ISSN: 2454-132X **Impact Factor: 6.078** (Volume 7, Issue 3 - V7I3-1707)

Available online at: https://www.ijariit.com

# 64-bit Vedic multiplier with modified architecture and improved performance using Verilog

Madhabhatthula Prem Kumar premkumar.madhabhatthula@gmail.com National Institute of Technology, Jamshedpur, National Institute of Technology, Jamshedpur, **Jharkhand** 

Shiva Nand Singh snsingh.ece@nitjsr.ac.in Jharkhand

#### **ABSTRACT**

Vedic Maths is the ancient system of Indian mathematics. It has been extracted from 16sutras. Out of these 16 sutras, only one of these sutras named Urdhya Tiryagbhyam is used in this project. Urdhya is meant for Vertical and Tiryagbhyam is meant for the Crosswise multiplication process. This project is about designing of 8-, 16-, 32-, 64-bit Vedic multiplier with modified architecture and improved performance in comparison with a recent journal on 32-bit Vedic multiplier. And also 64-bit Vedic multiplier according to the reference journal is designed. The design of the proposed 64-bit Vedic multiplier consists of three stages, the first stage consists of four 32-bit Vedic multipliers, second stage has 96-bitcarry save adder and 95-bit modified carry skip adder in which internal stages consists of 8-bit and 16-bit Sklansky adders. and this design is implemented in XilinxISE14.7 and obtained a delay of 19.707ns, number of Slice LUT's of 6989, power consumption of 111mW. The selected device in Xilinx14.7ISE is xc7k70t-3fbg484 from the Kintex-7 family. And also the reference design(64-bit Vedic multiplier) is calibrated using XilinxISE14.7 with the same device and obtained a delay of 36.630ns, number of Slice LUT's of 8113, power consumption of 115mW.

**Keywords**— MCSKA (Modified Carry-Skip Adder), CSA(Carry-Save Adder), CSLA(Carry-Select Adder), SKA(Sklansky adder)

# 1. INTRODUCTION

Multipliers are very important components in any processor. A vital role in processors and in many of the computational systems is played by multipliers. The speed of multipliers affects greatly the speed of these systems.
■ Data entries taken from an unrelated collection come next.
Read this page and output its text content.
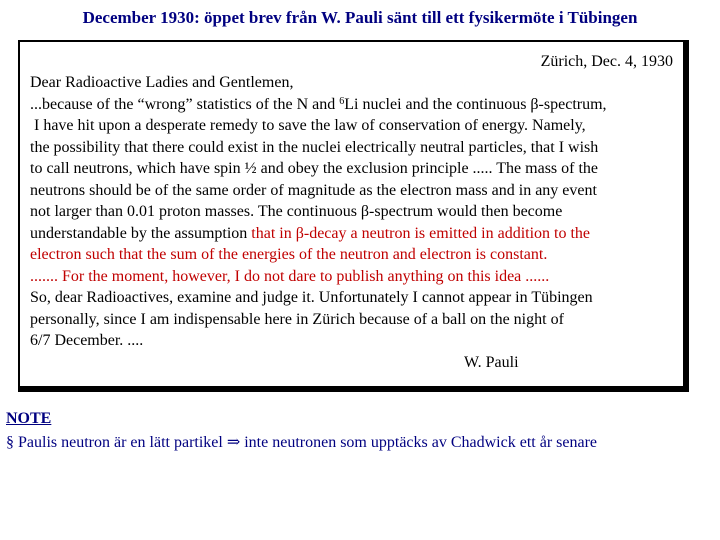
December 1930: öppet brev från W. Pauli sänt till ett fysikermöte i Tübingen
Zürich, Dec. 4, 1930
Dear Radioactive Ladies and Gentlemen,
...because of the “wrong” statistics of the N and $^6$Li nuclei and the continuous β-spectrum,
I have hit upon a desperate remedy to save the law of conservation of energy. Namely,
the possibility that there could exist in the nuclei electrically neutral particles, that I wish
to call neutrons, which have spin ½ and obey the exclusion principle ..... The mass of the
neutrons should be of the same order of magnitude as the electron mass and in any event
not larger than 0.01 proton masses. The continuous β-spectrum would then become
understandable by the assumption that in β-decay a neutron is emitted in addition to the
electron such that the sum of the energies of the neutron and electron is constant.
....... For the moment, however, I do not dare to publish anything on this idea ......
So, dear Radioactives, examine and judge it. Unfortunately I cannot appear in Tübingen
personally, since I am indispensable here in Zürich because of a ball on the night of
6/7 December. ....
W. Pauli
NOTE
§ Paulis neutron är en lätt partikel ⇒ inte neutronen som upptäcks av Chadwick ett år senare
In order to further improve the quality of the speed of the systems, multipliers with more speed and compact area are to be used. The solution for this is to implement a Vedic Multiplier having ability of performing the faster multiplications by exclusion of the unwanted steps occurring in the multiplication process. There are other important constraints such as power dissipation and area. All these three factors cannot be reduced drastically. A high-speed Vedic multiplier is implemented here. The Vedic multiplier is built using Vedic sutras, here the used Vedic sutra is Urdhva Tiryagbhyam.

#### 2. INTRODUCTION TO VEDIC MATHS

Vedic Maths is the ancient mathematics system and it was rediscovered from Vedas by Sri Bharati Krishna Tirthaji from one of the Vedas named as the Atharva Veda. The result of his experimentation is that sixteen Sutras is the basement for the mathematics. Total Sixteen Sutras are dealt in Vedic Mathematics. The study of all these sutras is vast and their discussion is out of scope in this paper. Only one of the Sutra named "Urdhva Tiryakbhyam" has been discussed in this paper.

**Urdhva Tiryakbhyam sutra:** Vertically and Crosswise – is the technique used in this sutra. By using this technique about all the computations in mathematics becomes faster and easier. Compared to other conventional multipliers, the advantage of this Vedic multiplier based on this sutra is that area and delay increase at a smaller rate in comparison to others, as the number of bit's increases. proceedings, and not as an independent document.

#### 3. LITERATURE REVIEW

In 2020 [1], Y Sri Lakshmi has built a 32-bit Vedic multiplier in which adder is Carry- select adder which is designed using a hybrid full adder. She compared Vedic multipliers that are built using a conventional full adder, compressor, and hybrid full adder in terms of Delay, Area, and Power. In this paper, she had simulated and verified this design using the DE2-115

In 2019 [2], Rohith S, Chandrashekara M N has designed an 8-bit Vedic multiplier with modified architecture which we have used in our design. They have done a comparative analysis of their design with Booth multiplier, Array multiplier, Wallace multiplier, and also they have obtained a delay of 14.219ns for their design using Spartan-6 device.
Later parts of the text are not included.